The University of Wisconsin- Madison has long been recognized as one of the top research universities in the world, ranking 6thamong the world’s universities in patents (according to a 2013 study by the National Academy of Inventors and IPO). Thanks to the Wisconsin Alumni Research Foundation, the non-profit technology transfer branch of the university, UW-Madison has successfully managed its intellectual property for the past 90 years and is currently participating in more than 1600 licensing agreements.
This week, WARF and UW-Madison are celebrating another victory, this time over a patent infringement case with Apple. Filed last year by the Wisconsin Alumni Research Foundation, the case centered on the organization’s `752 patent first obtained in 1998, which covers its “performance-improving processing technology.” After two weeks of deliberation, a federal jury found Apple guilty of infringing on the patent, claiming that devices such as the iPhone 6 and 6 plus, specifically the A7, A8 and A8X processors in these devices, used technology covered in WARF's patent.

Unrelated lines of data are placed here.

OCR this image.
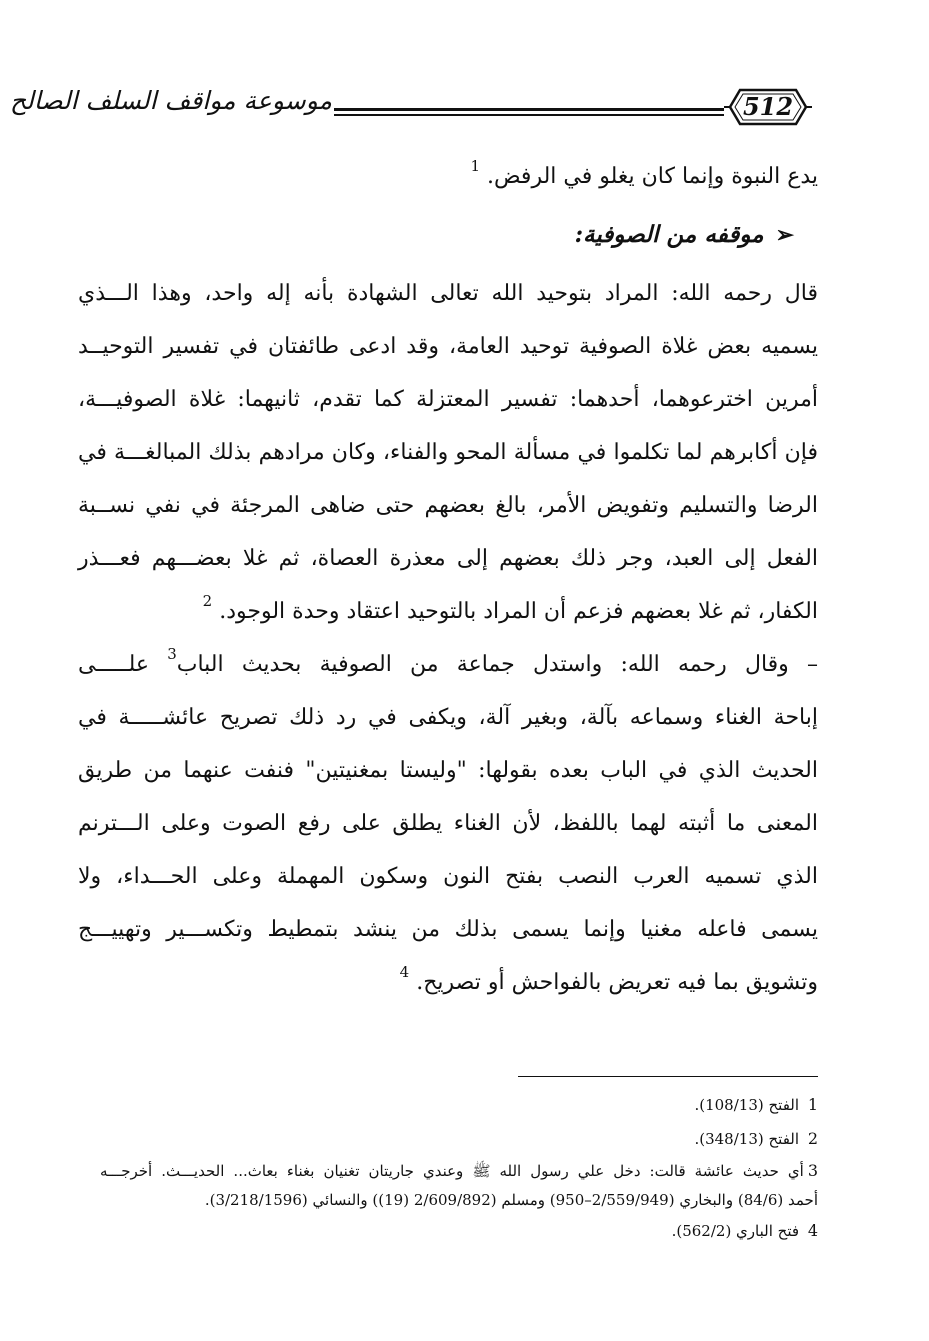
موسوعة مواقف السلف الصالح	512
يدع النبوة وإنما كان يغلو في الرفض. $^1$
➢موقفه من الصوفية:
قال رحمه الله: المراد بتوحيد الله تعالى الشهادة بأنه إله واحد، وهذا الـــذي
يسميه بعض غلاة الصوفية توحيد العامة، وقد ادعى طائفتان في تفسير التوحيــد
أمرين اخترعوهما، أحدهما: تفسير المعتزلة كما تقدم، ثانيهما: غلاة الصوفيـــة،
فإن أكابرهم لما تكلموا في مسألة المحو والفناء، وكان مرادهم بذلك المبالغـــة في
الرضا والتسليم وتفويض الأمر، بالغ بعضهم حتى ضاهى المرجئة في نفي نســبة
الفعل إلى العبد، وجر ذلك بعضهم إلى معذرة العصاة، ثم غلا بعضـــهم فعـــذر
الكفار، ثم غلا بعضهم فزعم أن المراد بالتوحيد اعتقاد وحدة الوجود. $^2$
– وقال رحمه الله: واستدل جماعة من الصوفية بحديث الباب$^3$ علـــــى
إباحة الغناء وسماعه بآلة، وبغير آلة، ويكفى في رد ذلك تصريح عائشـــــة في
الحديث الذي في الباب بعده بقولها: "وليستا بمغنيتين" فنفت عنهما من طريق
المعنى ما أثبته لهما باللفظ، لأن الغناء يطلق على رفع الصوت وعلى الـــترنم
الذي تسميه العرب النصب بفتح النون وسكون المهملة وعلى الحـــداء، ولا
يسمى فاعله مغنيا وإنما يسمى بذلك من ينشد بتمطيط وتكســـير وتهييـــج
وتشويق بما فيه تعريض بالفواحش أو تصريح. $^4$
1 الفتح (108/13).
2 الفتح (348/13).
3أي حديث عائشة قالت: دخل علي رسول الله ﷺ وعندي جاريتان تغنيان بغناء بعاث... الحديـــث. أخرجـــه
أحمد (84/6) والبخاري (2/559/949–950) ومسلم (2/609/892 (19)) والنسائي (3/218/1596).
4 فتح الباري (562/2).
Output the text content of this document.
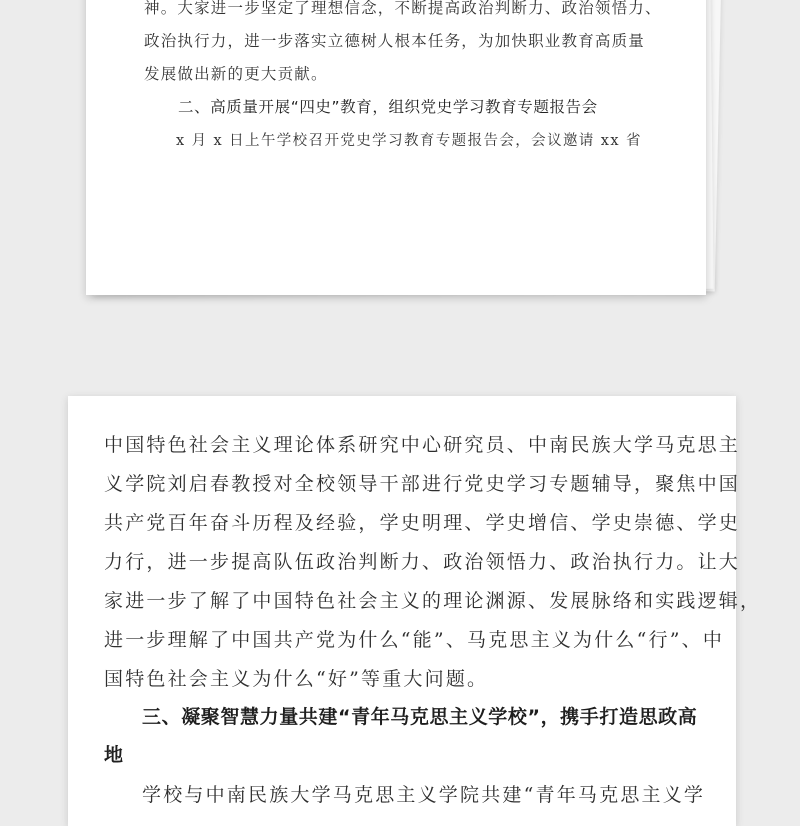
神。大家进一步坚定了理想信念，不断提高政治判断力、政治领悟力、
政治执行力，进一步落实立德树人根本任务，为加快职业教育高质量
发展做出新的更大贡献。
二、高质量开展“四史”教育，组织党史学习教育专题报告会
x 月 x 日上午学校召开党史学习教育专题报告会，会议邀请 xx 省
中国特色社会主义理论体系研究中心研究员、中南民族大学马克思主
义学院刘启春教授对全校领导干部进行党史学习专题辅导，聚焦中国
共产党百年奋斗历程及经验，学史明理、学史增信、学史崇德、学史
力行，进一步提高队伍政治判断力、政治领悟力、政治执行力。让大
家进一步了解了中国特色社会主义的理论渊源、发展脉络和实践逻辑，
进一步理解了中国共产党为什么“能”、马克思主义为什么“行”、中
国特色社会主义为什么“好”等重大问题。
三、凝聚智慧力量共建“青年马克思主义学校”，携手打造思政高
地
学校与中南民族大学马克思主义学院共建“青年马克思主义学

The university was awarded more than $230 million in damages. Though WARF initially sought a much higher amount, the organization seems pleased with the cases outcome. During a recent press release, UW research Professor Gurindar Sohi stated that, “We believed our technology was ahead of its time… Almost two decades ago we tried to anticipate how computers would need to operate today. Our team invested the equivalent of more than 11 years of work to solve this problem.”
Apple has dealt with its fair share of lawsuits in the last few years, and though it may have lost this particular battle, the company still seems wholly focused on its future. More recently, rumors of the iPhone 7 have started to spread with patent filings for things like a wraparound screen design, slimmer headphone jack, and wearable smart-ring.